Task state vs task discussion

by Matt Fallshaw

Extract current task state to the task description and record discussion in the discussion thread.

The Problem

You open a task in your issue tracker or project collaboration tool, read the task description, scan the most recent comments in the discussion thread and get coding (or writing, or digging, or building the wall). Many hours later you ship the feature (document, hole, wall). To the task owner’s eventual horror you failed to:

  1. Note that 45 of the 50 comment long discussion thread comments were collapsed
  2. Read back through the discussion to piece together the critical parts of comments 3, 14, 15, 43, 44 and 45, from which it is obvious (in hindsight) that you implemented the thing that was originally requested modified by only the recent parts of the discussion, rather than the thing that is actually currently desired

The Solution

Task management tools often allow a separation between a task description and a (possibly threaded) task discussion. The separation between description and discussion should not be ignored.
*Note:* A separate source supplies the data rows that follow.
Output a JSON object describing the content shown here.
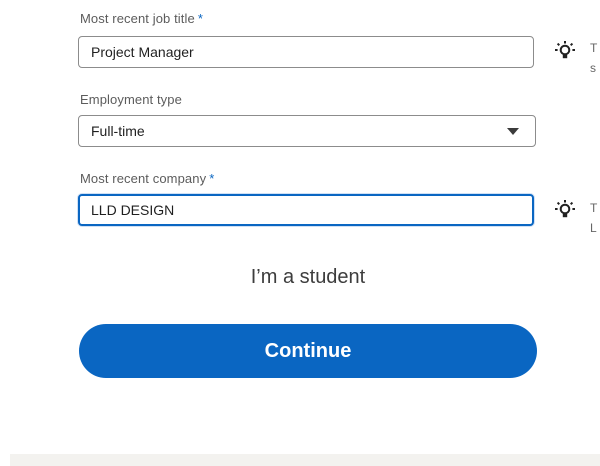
{
  "form": {
    "job_title": {
      "label": "Most recent job title",
      "required_mark": "*",
      "value": "Project Manager",
      "tip_icon": "lightbulb-icon",
      "tip_preview": [
        "T",
        "s"
      ]
    },
    "employment_type": {
      "label": "Employment type",
      "selected": "Full-time",
      "caret_icon": "caret-down-icon"
    },
    "company": {
      "label": "Most recent company",
      "required_mark": "*",
      "value": "LLD DESIGN",
      "tip_icon": "lightbulb-icon",
      "tip_preview": [
        "T",
        "L"
      ]
    },
    "student_link": "I’m a student",
    "continue_label": "Continue"
  },
  "colors": {
    "brand": "#0a66c2",
    "required": "#0a66c2",
    "footer_band": "#f3f2ef"
  }
}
Discuss the task in the discussion thread, and whenever a decision is made or a milestone is achieved that changes the current state of the task, update the task description. Read back over the task description as you’ve left it and make sure that it’s in a state that would allow an intelligent but uninformed colleague having missed parts of the discussion to quickly get up to speed and contribute. (It’s perfectly fine to refer to content in the discussion rather than transcribing it, just don’t assume that anyone will have seen and remembered anything down there.) This moment (when you’ve just made the relevant decision) is the cheapest moment that is likely ever to exist to record the decision (it’s already all organised in your mind, you just have to write it down), and it’s likely that you and others will want to refer to the decision many more times that the one time you’ll have to write it down.

Also Useful

When “completing” a task, update its description with a summary of the task resolution, relevant links (the live feature, the completed document, etc.). This is useful:

  1. for others reviewing their system notifications (so that they can see & confirm that the task is complete to their satisfaction),
  2. for future people who find the historical task (including future instances of you) as a way to find links to the reason the task existed in the first place, and
  3. to use the exercise as an opportunity to review whether the task is actually complete to your satisfaction, and what you have learned from the exercise of completing it.

There is unlikely to be any time when you have all of the relevant information better loaded up in your mind and making such updates will be as easy to do as the moment you complete the task.